Liest man hier jedoch einen Doppelpunkt, dann ist die Halluzination selbst die Katastrophe. Genau diese Bewertung wird häufig von Nutzer:innen von KI benutzt: wenn ein Sprachmodell Antworten liefert, die es eigentlich nicht, sprechen sie von Halluzinationen.
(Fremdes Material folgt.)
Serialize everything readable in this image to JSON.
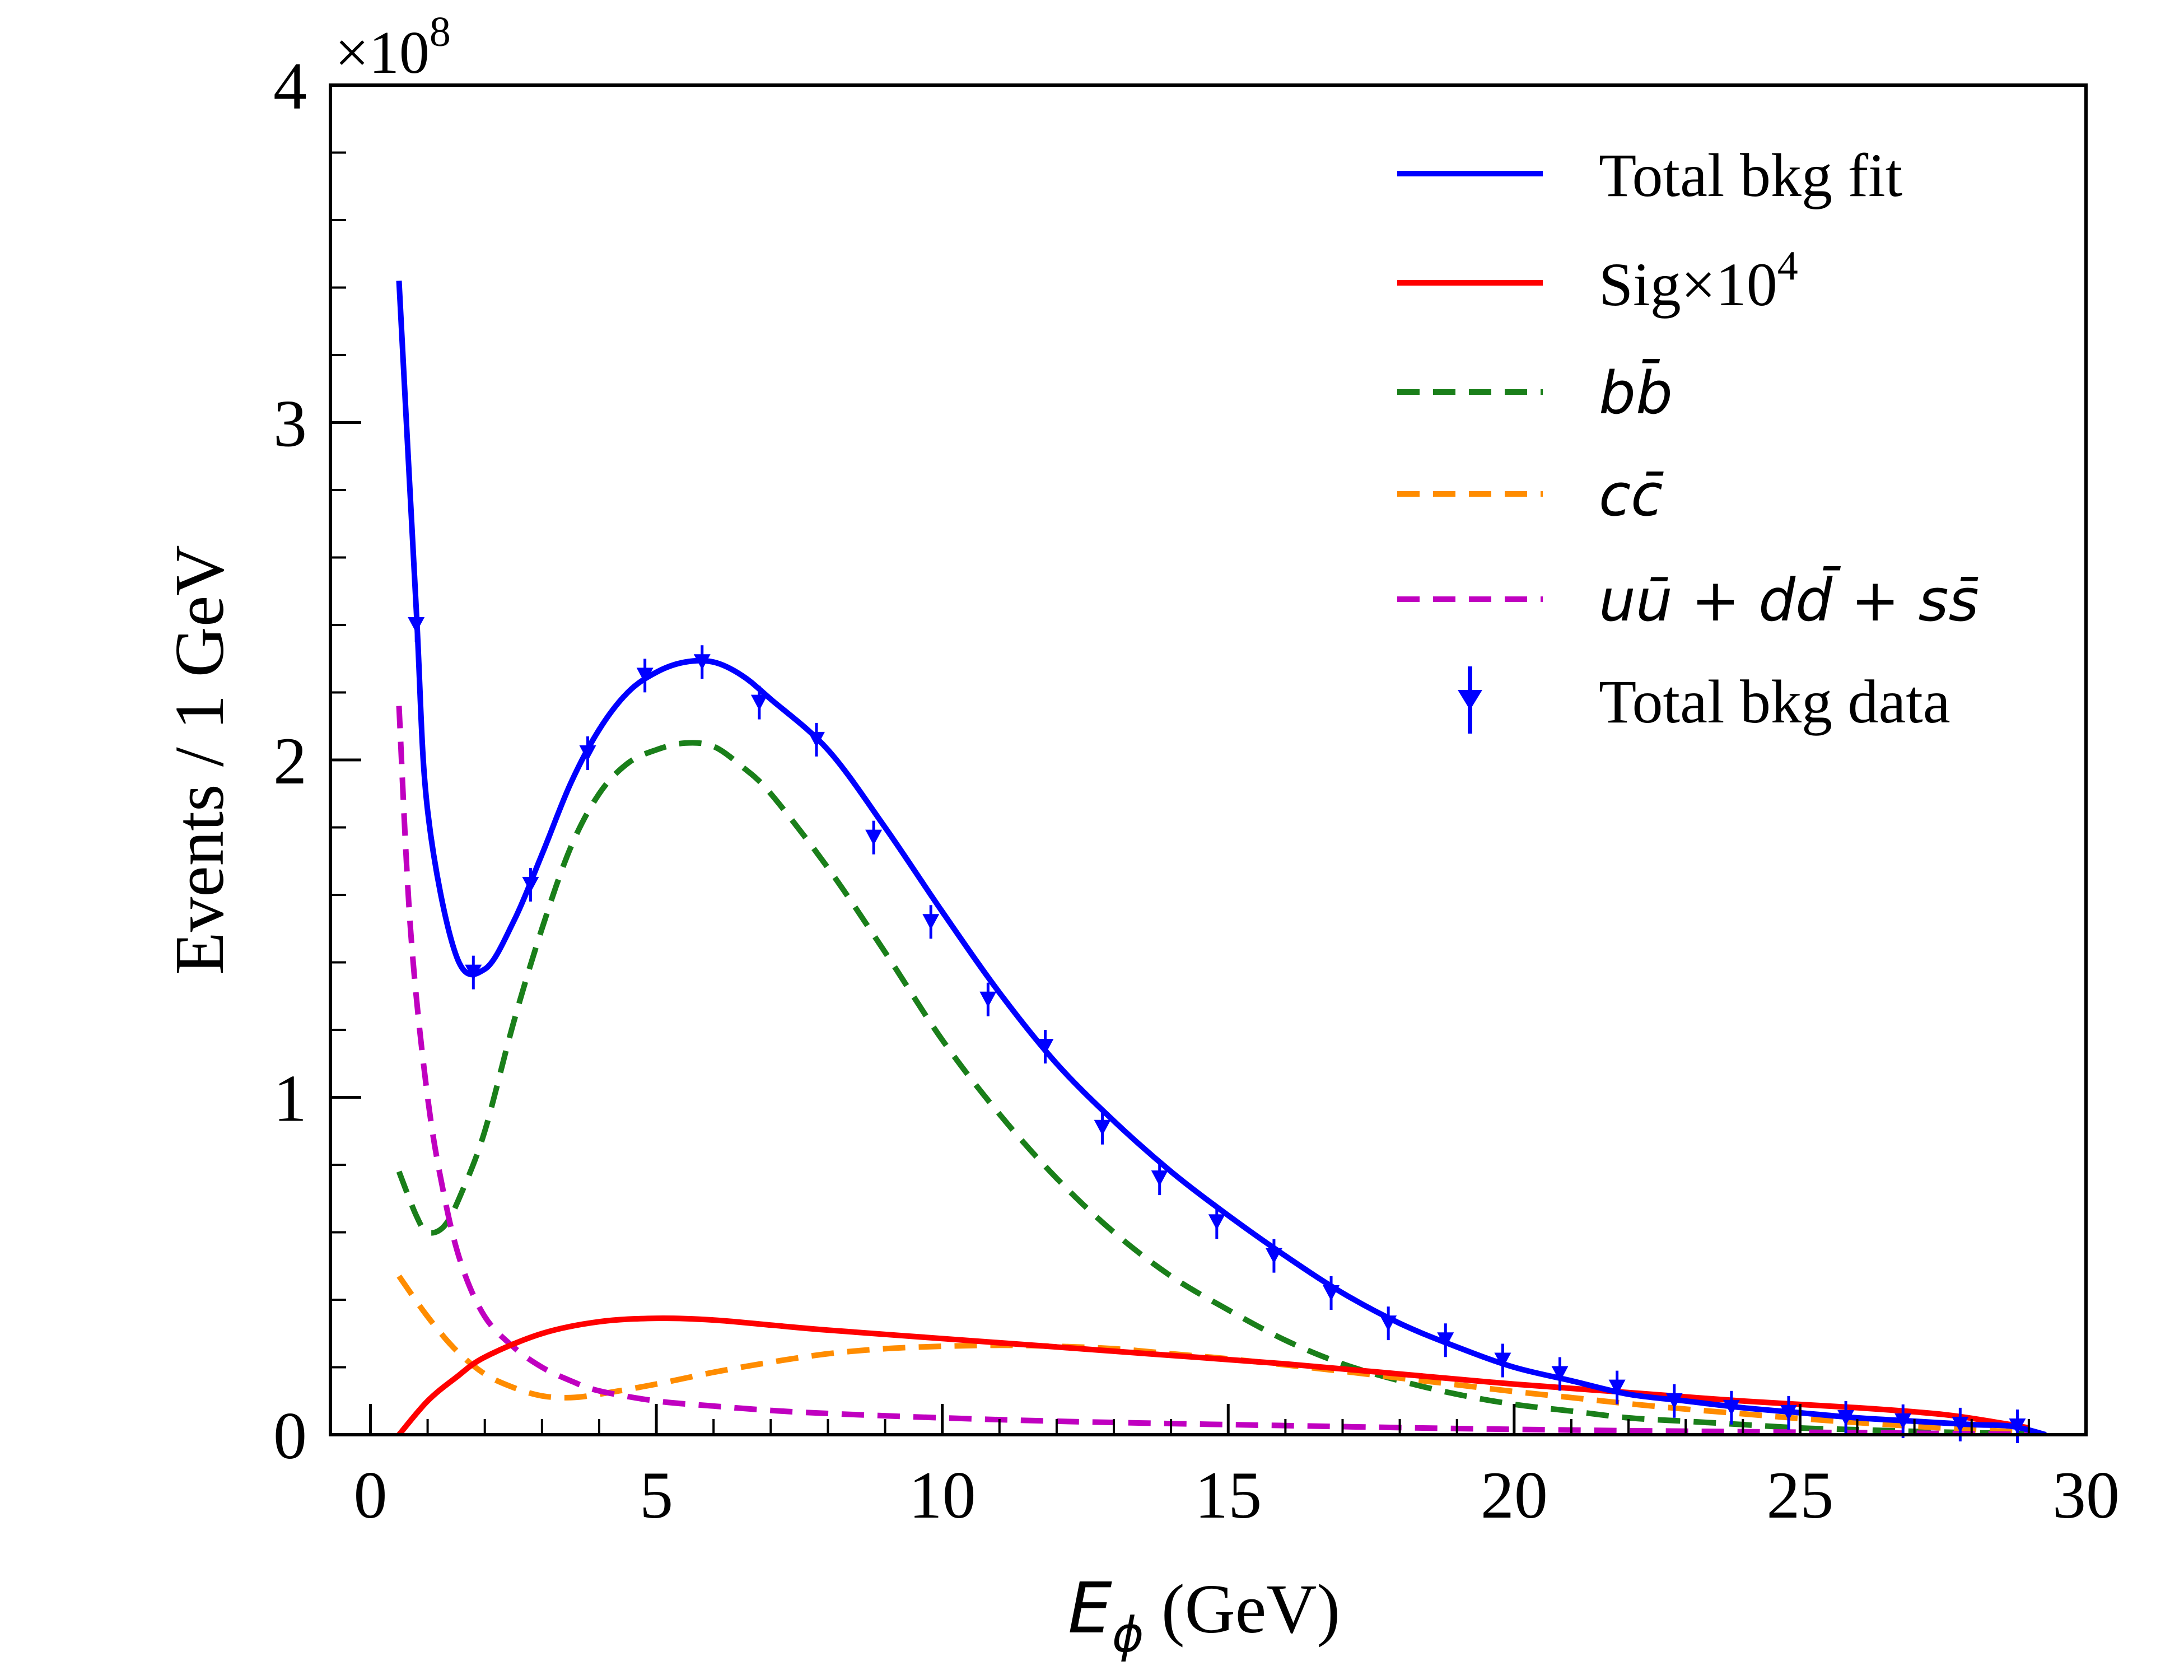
{
  "chart_data": {
    "type": "line",
    "x_scale_factor_label": "×10",
    "x_scale_factor_exp": "8",
    "xlabel_math": "E",
    "xlabel_sub": "ϕ",
    "xlabel_unit": " (GeV)",
    "ylabel": "Events / 1 GeV",
    "xlim": [
      -0.7,
      30
    ],
    "ylim": [
      0,
      4
    ],
    "x_ticks": [
      0,
      5,
      10,
      15,
      20,
      25,
      30
    ],
    "y_ticks": [
      0,
      1,
      2,
      3,
      4
    ],
    "y_scale_exponent": 8,
    "legend_position": "top-right",
    "series": [
      {
        "name": "Total bkg fit",
        "color": "#0000ff",
        "style": "solid",
        "x": [
          0.5,
          0.8,
          1.0,
          1.5,
          2.0,
          2.5,
          3.0,
          3.5,
          4.0,
          4.5,
          5.0,
          5.5,
          6.0,
          6.5,
          7.0,
          8.0,
          9.0,
          10.0,
          11.0,
          12.0,
          13.0,
          14.0,
          15.0,
          16.0,
          17.0,
          18.0,
          19.0,
          20.0,
          21.0,
          22.0,
          23.0,
          24.0,
          25.0,
          26.0,
          27.0,
          28.0,
          28.7,
          29.3
        ],
        "y": [
          3.42,
          2.45,
          1.85,
          1.42,
          1.38,
          1.52,
          1.72,
          1.93,
          2.09,
          2.2,
          2.26,
          2.29,
          2.29,
          2.25,
          2.18,
          2.03,
          1.8,
          1.55,
          1.31,
          1.1,
          0.93,
          0.78,
          0.65,
          0.53,
          0.42,
          0.33,
          0.26,
          0.2,
          0.16,
          0.12,
          0.1,
          0.08,
          0.065,
          0.05,
          0.04,
          0.03,
          0.025,
          0.0
        ]
      },
      {
        "name": "Sig×10",
        "name_exp": "4",
        "color": "#ff0000",
        "style": "solid",
        "x": [
          0.5,
          1.0,
          1.5,
          2.0,
          3.0,
          4.0,
          5.0,
          6.0,
          7.0,
          8.0,
          10.0,
          12.0,
          14.0,
          16.0,
          18.0,
          20.0,
          22.0,
          24.0,
          26.0,
          27.5,
          28.5,
          29.0
        ],
        "y": [
          0.0,
          0.1,
          0.17,
          0.23,
          0.3,
          0.335,
          0.345,
          0.34,
          0.325,
          0.31,
          0.285,
          0.26,
          0.235,
          0.21,
          0.18,
          0.15,
          0.125,
          0.1,
          0.08,
          0.06,
          0.035,
          0.02
        ]
      },
      {
        "name": "bb̄",
        "color": "#1a7f1a",
        "style": "dashed",
        "x": [
          0.5,
          0.8,
          1.0,
          1.3,
          1.6,
          2.0,
          2.5,
          3.0,
          3.5,
          4.0,
          4.5,
          5.0,
          5.5,
          6.0,
          6.5,
          7.0,
          8.0,
          9.0,
          10.0,
          11.0,
          12.0,
          13.0,
          14.0,
          15.0,
          16.0,
          17.0,
          18.0,
          19.0,
          20.0,
          21.0,
          22.0,
          23.0,
          24.0,
          25.0,
          26.0,
          27.0,
          28.0,
          29.0
        ],
        "y": [
          0.78,
          0.65,
          0.6,
          0.62,
          0.72,
          0.9,
          1.22,
          1.5,
          1.74,
          1.9,
          1.99,
          2.03,
          2.05,
          2.04,
          1.98,
          1.9,
          1.68,
          1.43,
          1.17,
          0.95,
          0.76,
          0.6,
          0.47,
          0.37,
          0.28,
          0.21,
          0.16,
          0.12,
          0.09,
          0.07,
          0.05,
          0.04,
          0.03,
          0.02,
          0.015,
          0.01,
          0.006,
          0.003
        ]
      },
      {
        "name": "cc̄",
        "color": "#ff8c00",
        "style": "dashed",
        "x": [
          0.5,
          1.0,
          1.5,
          2.0,
          2.5,
          3.0,
          3.5,
          4.0,
          5.0,
          6.0,
          7.0,
          8.0,
          9.0,
          10.0,
          11.0,
          12.0,
          13.0,
          14.0,
          15.0,
          16.0,
          17.0,
          18.0,
          19.0,
          20.0,
          21.0,
          22.0,
          23.0,
          24.0,
          25.0,
          26.0,
          27.0,
          28.0,
          29.0
        ],
        "y": [
          0.47,
          0.35,
          0.25,
          0.18,
          0.14,
          0.115,
          0.11,
          0.12,
          0.15,
          0.185,
          0.215,
          0.24,
          0.255,
          0.262,
          0.265,
          0.262,
          0.255,
          0.24,
          0.225,
          0.207,
          0.188,
          0.168,
          0.148,
          0.128,
          0.11,
          0.092,
          0.076,
          0.062,
          0.048,
          0.036,
          0.025,
          0.015,
          0.007
        ]
      },
      {
        "name": "uū + dd̄ + ss̄",
        "color": "#c000c0",
        "style": "dashed",
        "x": [
          0.5,
          0.7,
          1.0,
          1.3,
          1.6,
          2.0,
          2.5,
          3.0,
          3.5,
          4.0,
          5.0,
          6.0,
          7.0,
          8.0,
          10.0,
          12.0,
          14.0,
          16.0,
          18.0,
          20.0,
          22.0,
          24.0,
          26.0,
          28.0,
          29.0
        ],
        "y": [
          2.16,
          1.5,
          1.0,
          0.7,
          0.5,
          0.35,
          0.26,
          0.2,
          0.16,
          0.13,
          0.1,
          0.085,
          0.072,
          0.063,
          0.05,
          0.04,
          0.033,
          0.027,
          0.021,
          0.016,
          0.012,
          0.009,
          0.006,
          0.003,
          0.001
        ]
      },
      {
        "name": "Total bkg data",
        "color": "#0000ff",
        "style": "points",
        "x": [
          0.8,
          1.8,
          2.8,
          3.8,
          4.8,
          5.8,
          6.8,
          7.8,
          8.8,
          9.8,
          10.8,
          11.8,
          12.8,
          13.8,
          14.8,
          15.8,
          16.8,
          17.8,
          18.8,
          19.8,
          20.8,
          21.8,
          22.8,
          23.8,
          24.8,
          25.8,
          26.8,
          27.8,
          28.8
        ],
        "y": [
          2.4,
          1.37,
          1.63,
          2.02,
          2.25,
          2.29,
          2.17,
          2.06,
          1.77,
          1.52,
          1.29,
          1.15,
          0.91,
          0.76,
          0.63,
          0.53,
          0.42,
          0.33,
          0.28,
          0.22,
          0.18,
          0.14,
          0.1,
          0.08,
          0.065,
          0.05,
          0.04,
          0.03,
          0.025
        ]
      }
    ]
  }
}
Du sahst aus wie ich und du sahst mich an
Das ist die Geschichte, wie ich mir selbst entkam
Und ich hielt mich fest an deinem ausgestreckten Arm
Sich am ausgestreckten Arm festzuhalten, beschreibt sehr gut, wie sich das Verhältnis zwischen Kreativität und Technologie gerade anfühlt. Der ausgestreckte Arm der KI hält Distanz, aber er bietet dennoch eine Form von Halt. Mit diesem Gefühl der Ambiguität kehr das erzählende Ich zurück an den Ort, an dem sich die Liebe dieser Erde und die Veränderung treffen:
Zwei Straßenecken weiter fand ich einen Ort
„Asyl für Tagediebe“ nannte man diesen Ort
Mit diesem Outro möchte ich abschließend noch auf den Aspekt verweisen, dass KI zwar Ergebnisse, aber nicht Erlebnisse produzieren kann: das spezifisch Menschliche findet sich deshalb auch weniger in den Produkten (die KI auch erzeugen kann), sondern vielmehr in den Prozessen, die nur der Mensch durchleben kann. Genau darin sehe ich den positiven Aspekt der Tagediebe, die Aufmerksamkeit auf ihre Aufmerksamkeit richten – und diese wertschätzen können.